Sendo o feminismo moderno mais
um subproduto, e dos mais grotescos, da pós-modernidade anti-tradicional,
aquela que celebra destruir a si mesma, compartilha plenamente com ela seu
característico ódio a si mesmo, a seu passado e a tudo o que é; e sua última
missão, não é acabar com o 'patriarcado' moderno - representado sobretudo pelo
par Estado-Mercado - mas redefinir a noção de sujeito, desconstruir as pessoas desde sua sexualidade e redesenhar a sociedade... em última análise, dissolver.
O feminismo é, portanto, uma força
dissolvente mais forte; um verdadeiro niilismo, dos muitos que atualmente
desmembram nossa sociedade.
O andrógino moderno como inversão do
andrógino primordial.
Chegamos a conclusão de nossa análise.
Como podemos ver, estamos aqui diante da inversão exata do mito tradicional do
andrógino primordial. Se o ideal dos alquimistas e dos hermetistas cristãos era
essencialmente a integração em sua personalidade de suas duas polaridades -
entendidas como complementariedades -, o que é, antes de tudo, um processo
interior de assunção da própria natureza, não excludente mas inclusivo, em que
pouco poderia importar a aparência externa, o ideal do "novo
andrógino" é o nivelamento por baixo entre o homem e a mulher, uma espécie
de dessexualização e queda na indiferenciação da matéria primordial. Tal
indiferenciação primordial é sobretudo uma imagem da ausência de qualidades, o
que é um sinal evidente do 'reino da quantidade' como já nos avisou
magistralmente René Guénon.
Assim, a convergência dos gêneros masculino e feminino em um universo
unisex, é um caso análogo ao que representa o ideal da proletarização universal
que anunciavam e sonhavam os utopismos do século XIX, contrário a ideia
tradicional da ordem social baseada em castas. O proletário não supera as
castas por cima - o que seria o ideal do ativarna hindu - mas sim por baixo,
anunciando a desqualificação completa do homem - que é, de fato, o avarna,
literalmente "sem cor", isto é, sem qualidade. Ambos modelos de
igualitarismos revolucionários envolvem a desqualificação do sujeito e,
portanto, um rebaixamento de sua dignidade ontológica, um sujeito que,
coisificado, passa a ser uma peça do sistema, sem qualidades que lhe defina ou
lhe diferencie do resto de outras peças, e, sendo assim, perfeitamente intercambiável por qualquer outra peça, em uma homogeneidade que é uma imagem
dessa indiferenciação própria da Matéria Prima que dizíamos e que reflete na
mesma sociedade a ideia da cadeia de montagem industrial. Tudo isso anuncia um
futuro de prevalência indiscutível dos sem castas: a 'ditadura do
proletariado', uma massa de pessoas sem passado, sem raízes, sem terra,
controlados por um sistema de produção completamente exteriorizado e alheio;
como pode-se defender semelhante projeto social?

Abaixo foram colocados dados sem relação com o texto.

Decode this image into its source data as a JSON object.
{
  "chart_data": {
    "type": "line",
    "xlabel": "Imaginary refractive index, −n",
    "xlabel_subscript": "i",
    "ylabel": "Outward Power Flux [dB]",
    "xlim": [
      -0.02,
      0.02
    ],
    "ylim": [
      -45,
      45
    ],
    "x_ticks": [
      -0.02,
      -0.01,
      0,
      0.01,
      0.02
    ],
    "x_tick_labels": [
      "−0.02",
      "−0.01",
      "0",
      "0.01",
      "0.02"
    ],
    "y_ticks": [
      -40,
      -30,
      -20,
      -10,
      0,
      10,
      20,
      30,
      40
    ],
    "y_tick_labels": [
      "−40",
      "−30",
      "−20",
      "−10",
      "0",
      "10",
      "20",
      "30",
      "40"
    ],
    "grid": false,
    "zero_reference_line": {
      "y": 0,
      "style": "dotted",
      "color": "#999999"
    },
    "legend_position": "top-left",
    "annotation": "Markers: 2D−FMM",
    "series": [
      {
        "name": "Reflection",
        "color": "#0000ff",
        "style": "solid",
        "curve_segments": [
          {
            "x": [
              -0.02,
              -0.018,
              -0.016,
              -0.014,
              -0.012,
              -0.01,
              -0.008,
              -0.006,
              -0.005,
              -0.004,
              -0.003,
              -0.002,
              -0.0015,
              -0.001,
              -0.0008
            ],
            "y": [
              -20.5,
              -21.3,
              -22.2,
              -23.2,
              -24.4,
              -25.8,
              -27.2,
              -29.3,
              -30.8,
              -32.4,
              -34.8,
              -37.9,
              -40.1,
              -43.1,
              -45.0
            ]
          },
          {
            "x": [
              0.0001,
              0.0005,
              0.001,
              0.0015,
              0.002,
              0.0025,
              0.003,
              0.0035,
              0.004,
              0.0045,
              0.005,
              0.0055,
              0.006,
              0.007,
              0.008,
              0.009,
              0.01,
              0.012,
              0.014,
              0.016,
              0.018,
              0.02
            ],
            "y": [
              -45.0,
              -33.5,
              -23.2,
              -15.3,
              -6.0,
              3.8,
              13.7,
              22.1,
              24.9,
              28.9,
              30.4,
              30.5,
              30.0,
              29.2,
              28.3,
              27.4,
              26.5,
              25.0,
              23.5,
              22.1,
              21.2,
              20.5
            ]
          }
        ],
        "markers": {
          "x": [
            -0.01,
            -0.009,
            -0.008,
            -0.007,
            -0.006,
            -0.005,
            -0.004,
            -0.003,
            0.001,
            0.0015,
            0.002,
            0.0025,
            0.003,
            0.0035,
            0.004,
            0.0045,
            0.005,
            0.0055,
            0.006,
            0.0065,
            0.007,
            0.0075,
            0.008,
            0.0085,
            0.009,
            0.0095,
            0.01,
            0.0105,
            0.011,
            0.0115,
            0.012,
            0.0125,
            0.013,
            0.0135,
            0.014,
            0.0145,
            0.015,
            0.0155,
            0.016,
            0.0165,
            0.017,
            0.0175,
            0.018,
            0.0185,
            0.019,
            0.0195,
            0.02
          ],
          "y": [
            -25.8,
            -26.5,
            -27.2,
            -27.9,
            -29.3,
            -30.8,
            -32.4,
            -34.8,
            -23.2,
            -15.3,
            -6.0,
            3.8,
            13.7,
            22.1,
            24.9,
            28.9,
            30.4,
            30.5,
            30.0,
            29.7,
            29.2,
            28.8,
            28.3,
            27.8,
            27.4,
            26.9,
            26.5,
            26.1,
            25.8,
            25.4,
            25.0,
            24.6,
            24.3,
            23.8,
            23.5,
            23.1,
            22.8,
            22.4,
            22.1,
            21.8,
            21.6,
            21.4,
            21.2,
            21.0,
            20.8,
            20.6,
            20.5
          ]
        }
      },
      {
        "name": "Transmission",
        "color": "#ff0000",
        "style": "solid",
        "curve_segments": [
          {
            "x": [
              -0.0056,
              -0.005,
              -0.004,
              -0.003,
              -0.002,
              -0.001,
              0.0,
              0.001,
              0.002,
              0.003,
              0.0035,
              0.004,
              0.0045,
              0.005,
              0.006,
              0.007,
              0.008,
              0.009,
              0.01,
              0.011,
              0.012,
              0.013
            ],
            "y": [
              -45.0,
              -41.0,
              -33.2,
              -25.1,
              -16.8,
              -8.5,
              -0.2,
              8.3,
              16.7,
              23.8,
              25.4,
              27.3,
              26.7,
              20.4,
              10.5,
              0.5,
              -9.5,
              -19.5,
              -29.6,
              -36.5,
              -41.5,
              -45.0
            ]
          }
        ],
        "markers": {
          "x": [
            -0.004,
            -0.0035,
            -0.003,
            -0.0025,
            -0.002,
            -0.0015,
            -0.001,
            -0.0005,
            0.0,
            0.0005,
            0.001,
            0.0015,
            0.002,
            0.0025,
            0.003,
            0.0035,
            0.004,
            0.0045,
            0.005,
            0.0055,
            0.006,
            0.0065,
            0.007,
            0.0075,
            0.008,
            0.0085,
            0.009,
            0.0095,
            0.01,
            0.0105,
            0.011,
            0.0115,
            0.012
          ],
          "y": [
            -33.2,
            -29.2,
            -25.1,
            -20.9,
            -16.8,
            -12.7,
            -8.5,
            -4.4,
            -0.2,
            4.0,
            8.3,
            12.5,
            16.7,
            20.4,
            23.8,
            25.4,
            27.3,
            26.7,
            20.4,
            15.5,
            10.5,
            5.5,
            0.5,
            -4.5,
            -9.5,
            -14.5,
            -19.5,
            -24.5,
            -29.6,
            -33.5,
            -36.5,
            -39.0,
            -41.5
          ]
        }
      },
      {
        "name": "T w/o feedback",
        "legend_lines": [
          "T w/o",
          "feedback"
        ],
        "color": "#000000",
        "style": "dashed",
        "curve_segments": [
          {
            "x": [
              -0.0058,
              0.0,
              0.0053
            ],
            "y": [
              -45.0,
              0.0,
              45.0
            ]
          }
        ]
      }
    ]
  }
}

Se o andrógino tradicional era antes
de tudo uma realidade interior e implicava uma superação dos gêneros - para o
qual é necessário aceitar e assumir previamente-, com vistas de dar lugar a uma
ordem e equilíbrio que transcenderia por cima, pelo alto - tal e como citamos o
modelo do ativarna, o homem que supera toda as castas-, agora, o novo
equilíbrio unisex passa a negar a diferença, e até mesmo a existência, de tais
realidades masculinas e femininas, igualando por baixo, em sua parte inferior,
em um retorno à indiferenciação da matéria sem forma, isto é, sem qualidade. Se por um lado a androginia tradicional simboliza a integração da alma do sujeito, em um
interior harmônico e equilibrado, a perfeição da alma humana; a androginia
pós-moderna, por outro lado, é sua antítese terminal: representa a indiferenciação primordial
contida no caos primevo, uma descida ao inferior - o reino da matéria - e, como
tal, pode certamente ser descrita como infernal.
Mais um exemplo de como a modernidade
é a inversão infernal - inferior - da ordem tradicional ou normal.